MG: The pre-production for Series 11 started a year before we were on board and the regionality aspects stemmed from Chris’s initial vision. The rest just flowed from that through to scripting to casting to performance. Chris had decided on Sheffield very early on and had a clear idea that he wanted Northerners involved – that was very obvious to me right from casting. It felt very natural for me to come in and just be Northern. I do remember in a meeting once someone mentioning about the show’s reach to the US and tentatively reminding that, as Northern as it is, it still has to be decipherable Northern! I do drop sounds quite a lot when I’m talking normally so I guess in meetings someone might have thought, ‘Wow – she really is Northern!’ When I’m acting it’s different anyway – you’re more aware of these things. But, overall, working on Doctor Who is such a celebration of using your own accent.
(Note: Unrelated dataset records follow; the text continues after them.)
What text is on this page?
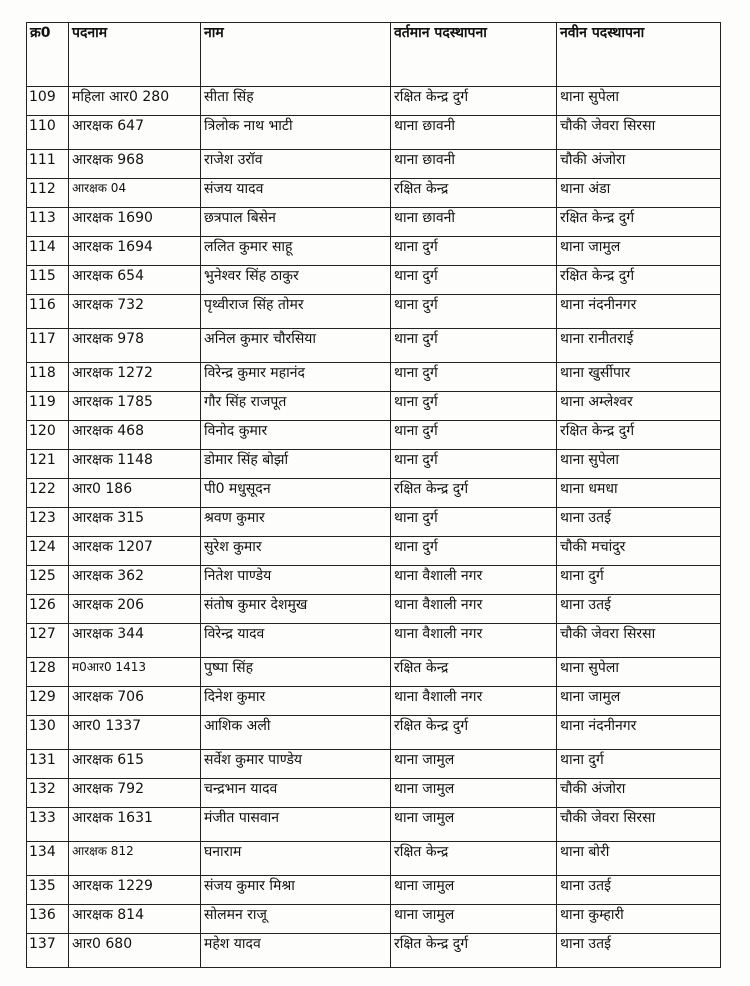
क्र0	पदनाम	नाम	वर्तमान पदस्थापना	नवीन पदस्थापना
109	महिला आर0 280	सीता सिंह	रक्षित केन्द्र दुर्ग	थाना सुपेला
110	आरक्षक 647	त्रिलोक नाथ भाटी	थाना छावनी	चौकी जेवरा सिरसा
111	आरक्षक 968	राजेश उरॉव	थाना छावनी	चौकी अंजोरा
112	आरक्षक 04	संजय यादव	रक्षित केन्द्र	थाना अंडा
113	आरक्षक 1690	छत्रपाल बिसेन	थाना छावनी	रक्षित केन्द्र दुर्ग
114	आरक्षक 1694	ललित कुमार साहू	थाना दुर्ग	थाना जामुल
115	आरक्षक 654	भुनेश्वर सिंह ठाकुर	थाना दुर्ग	रक्षित केन्द्र दुर्ग
116	आरक्षक 732	पृथ्वीराज सिंह तोमर	थाना दुर्ग	थाना नंदनीनगर
117	आरक्षक 978	अनिल कुमार चौरसिया	थाना दुर्ग	थाना रानीतराई
118	आरक्षक 1272	विरेन्द्र कुमार महानंद	थाना दुर्ग	थाना खुर्सीपार
119	आरक्षक 1785	गौर सिंह राजपूत	थाना दुर्ग	थाना अम्लेश्वर
120	आरक्षक 468	विनोद कुमार	थाना दुर्ग	रक्षित केन्द्र दुर्ग
121	आरक्षक 1148	डोमार सिंह बोर्झा	थाना दुर्ग	थाना सुपेला
122	आर0 186	पी0 मधुसूदन	रक्षित केन्द्र दुर्ग	थाना धमधा
123	आरक्षक 315	श्रवण कुमार	थाना दुर्ग	थाना उतई
124	आरक्षक 1207	सुरेश कुमार	थाना दुर्ग	चौकी मचांदुर
125	आरक्षक 362	नितेश पाण्डेय	थाना वैशाली नगर	थाना दुर्ग
126	आरक्षक 206	संतोष कुमार देशमुख	थाना वैशाली नगर	थाना उतई
127	आरक्षक 344	विरेन्द्र यादव	थाना वैशाली नगर	चौकी जेवरा सिरसा
128	म0आर0 1413	पुष्पा सिंह	रक्षित केन्द्र	थाना सुपेला
129	आरक्षक 706	दिनेश कुमार	थाना वैशाली नगर	थाना जामुल
130	आर0 1337	आशिक अली	रक्षित केन्द्र दुर्ग	थाना नंदनीनगर
131	आरक्षक 615	सर्वेश कुमार पाण्डेय	थाना जामुल	थाना दुर्ग
132	आरक्षक 792	चन्द्रभान यादव	थाना जामुल	चौकी अंजोरा
133	आरक्षक 1631	मंजीत पासवान	थाना जामुल	चौकी जेवरा सिरसा
134	आरक्षक 812	घनाराम	रक्षित केन्द्र	थाना बोरी
135	आरक्षक 1229	संजय कुमार मिश्रा	थाना जामुल	थाना उतई
136	आरक्षक 814	सोलमन राजू	थाना जामुल	थाना कुम्हारी
137	आर0 680	महेश यादव	रक्षित केन्द्र दुर्ग	थाना उतई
I think the Sheffield thing also offered a nice new direction and dynamic for Doctor Who. Whereas Christopher Eccleston was a Northern-sounding Doctor surrounded by Southerners, Jodie has been a Northern-sounding Doctor surrounded by Northerners, with Bradley [Walsh] becoming the odd-one-out Southerner, often in a comedic way!
CH: The focus and tone of some of the episodes – particularly ‘Rosa’ [about Rosa Parks] and ‘Demons of the Punjab’ [about The Partition of India] – are notably different than in the show’s earlier series. Were these differences discussed explicitly with and amongst the cast? If so, in what ways and what were your thoughts on those particular stories?
MG: Script ideas started way before we had been attached to the show. However, these episodes were discussed with us, amongst all the other episodes, in our first meeting with Chris after getting the job. He made us aware that the writing team was diverse and knowledgeable in the themes that these particular episodes explored and he was gauging how we responded, really. Essentially, Chris wanted to reassure us that the right people were on board for developing these stories from the right perspective.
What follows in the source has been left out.